Constitutioneel Hof wil weten hoe lang ‘levenslang’ is op St. Maarten
Ombudsman Arduin (links) en landsadvocaat Richard Gibson Jr. (m) volgen de uitspraak. Geheel rechts is Maritsa James-Christina, de griffier van het Constitutionele Hof. Foto Today / Leo Brown

Ombudsman Arduin (links) en landsadvocaat Richard Gibson Jr. (m) volgen de uitspraak. Geheel rechts is Maritsa James-Christina, de griffier van het Constitutionele Hof – foto: Today/Leo Brown

PHILIPSBURG – Het Constitutioneel Hof van St. Maarten heeft donderdag voor het eerst in haar bestaan een uitspraak gedaan.

Het was een tussenvonnis waarin het Hof meer informatie vroeg over de regeling voor herziening van de straf voor tot levenslang veroordeelde gedetineerden.

Het parlement haalde vorig jaar een artikel uit het ontwerp Wetboek van Strafrecht dat levenslang veroordeelden na 20 jaar recht geeft op herziening van hun straf en mogelijk vervroegde vrijlating.

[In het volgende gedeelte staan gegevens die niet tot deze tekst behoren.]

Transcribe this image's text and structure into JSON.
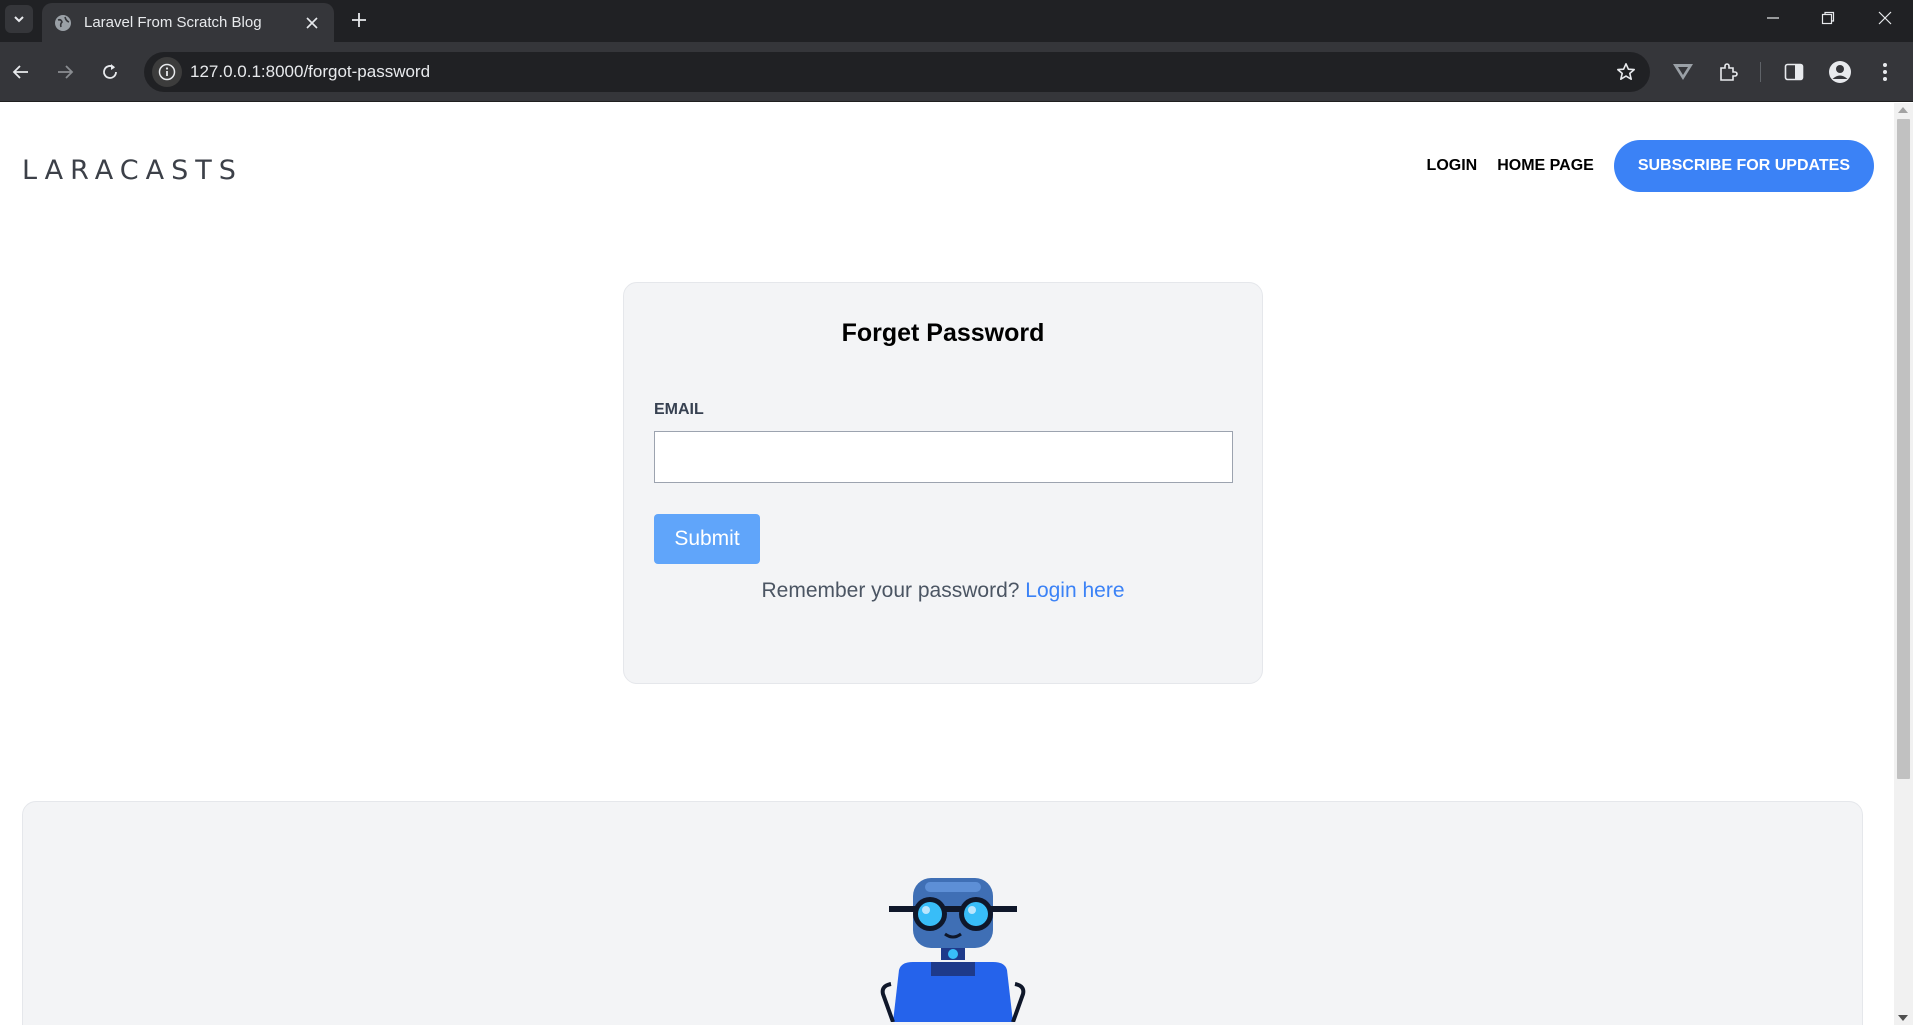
{
  "browser": {
    "tab_title": "Laravel From Scratch Blog",
    "url": "127.0.0.1:8000/forgot-password"
  },
  "header": {
    "logo_text": "LARACASTS",
    "nav": {
      "login": "LOGIN",
      "home": "HOME PAGE",
      "subscribe": "SUBSCRIBE FOR UPDATES"
    }
  },
  "form": {
    "title": "Forget Password",
    "email_label": "EMAIL",
    "email_value": "",
    "submit_label": "Submit",
    "remember_text": "Remember your password?",
    "login_link": "Login here"
  },
  "colors": {
    "accent": "#3b82f6",
    "submit_bg": "#60a5fa",
    "card_bg": "#f3f4f6"
  },
  "icons": [
    "tab-search-icon",
    "globe-icon",
    "close-icon",
    "plus-icon",
    "minimize-icon",
    "restore-icon",
    "back-icon",
    "forward-icon",
    "reload-icon",
    "info-icon",
    "star-icon",
    "vivaldi-icon",
    "extensions-icon",
    "side-panel-icon",
    "profile-icon",
    "more-icon",
    "robot-mascot"
  ]
}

De Ombudsman kaartte de zaak aan bij het Constitutionele Hof. Justice Bob Wit straalde de uitspraak via een videoverbinding vanuit Curaçao naar de rechtszaal in Philipsburg.

Het Hof verwijst naar een uitspraak van het Europese Hof voor de Rechten van de Mens. Dit bepaalde, in juli in een zaak die aanhangig was gemaakt door drie Britse gedetineerden, dat levenslange gevangenisstraf in strijd is met artikel 3 van de Mensenrechten indien er geen uitzicht is op vervroegde vrijlating. In dat geval, zo redeneerden de Europese rechters, is levenslang inhumaan. Zowel de Europese Mensenrechten Conventie als de staatsregeling van St. Maarten bevat een artikel dat marteling en inhumane en vernederende behandeling van burgers verbiedt.

Het Hof wil nu weten of St. Maarten zich aan de richtlijn van het Europese Hof zal houden. Op basis van huidig recht kunnen levenslang gestraften gratie vragen. Gratie moet echter bij landsbesluit worden geregeld en deze regeling is nog niet geschreven.

Het land en de Ombudsman hebben tot 6 september de tijd om schriftelijke standpunten in te dienen, waarop zij  vervolgens tot 27 september wederzijds kunnen reageren. Het Constitutionele Hof heeft alle uitspraken over door de Ombudsman aanhangig gemaakte zaken verschoven naar 18 oktober.